If Tori wasn’t at our house, Niki would be at ours. They started as young entrepreneurs with the typical neighborhood lemonade stand. Not much business since we live on a quiet cul de sac with only 9 houses on the street, but the neighbors were very generous. Not limiting themselves, they soon branched out to snacks, setting up shop in the early evening as neighbors were coming home from work. Of course those snacks came out of my pantry and I never shared in the profits, but I figured it was good that they were ambitious.
Then came fall and the weather got a little chilly so I thought it was kind of cute when they set up a table inside my kitchen and expanded further with offering typical convenience store food like pasta, beans, cereal, bread…
Dinner that night was American chop suey so I grabbed a can of tomato sauce off their table only to get stopped by Tori.
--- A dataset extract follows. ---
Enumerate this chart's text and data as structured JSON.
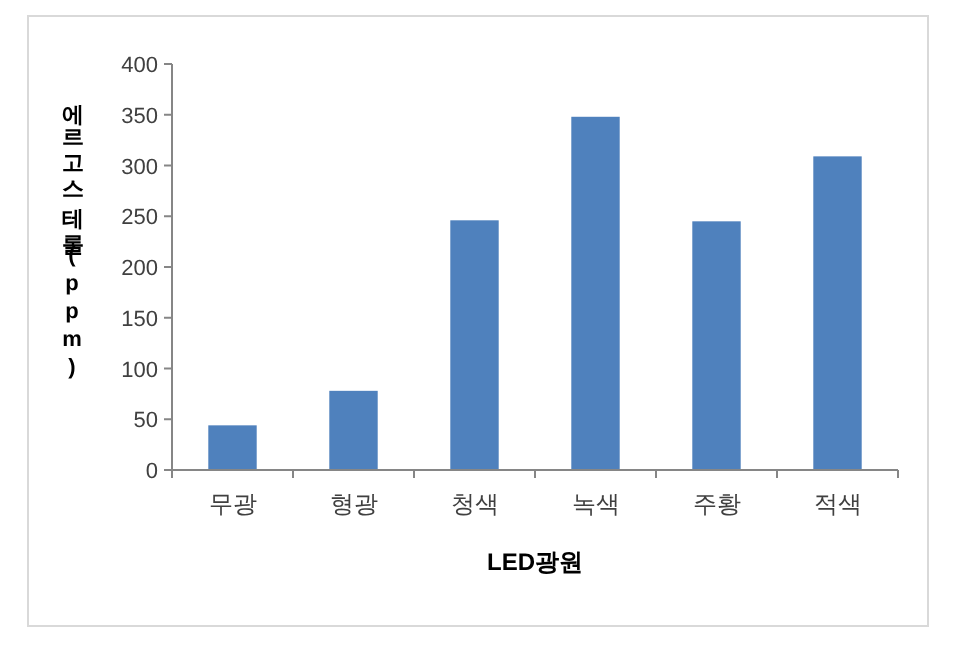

“That will be $2.00 please.” (Tori was always polite)
“Excuse me, that will be $2.00 please.”
“What?! But this is my tomato sauce, I already bought it!”
“But this is our store and you haven’t paid us.”
“Well excuse me but I think I’ve already paid for this and don’t you think that $2.00 is a little outrageous for a can of tomato sauce that happens to say $1.29?”
“Well, maybe, but we don’t have any change.”
“I’m sorry Tori, but if you want to eat tonight I’m taking my sauce back.”
“But we’re running a store and restaurant here and we need it for our customers.”
“The ones who’ll be stopping once they see our sign.”
“The one on your front door.”
After a little discussion, Tori went stomping out to the front door, took down the sign announcing the grand opening of our little restaurant and convenience store and said “outta business!”
Thankfully, they hadn’t put a lot into their promotional efforts and no one really noticed or understood the sign. So, Happy Birthday Tori. We all love you and you can still join us for dinner anytime – but I’m still NOT paying twice for my own groceries.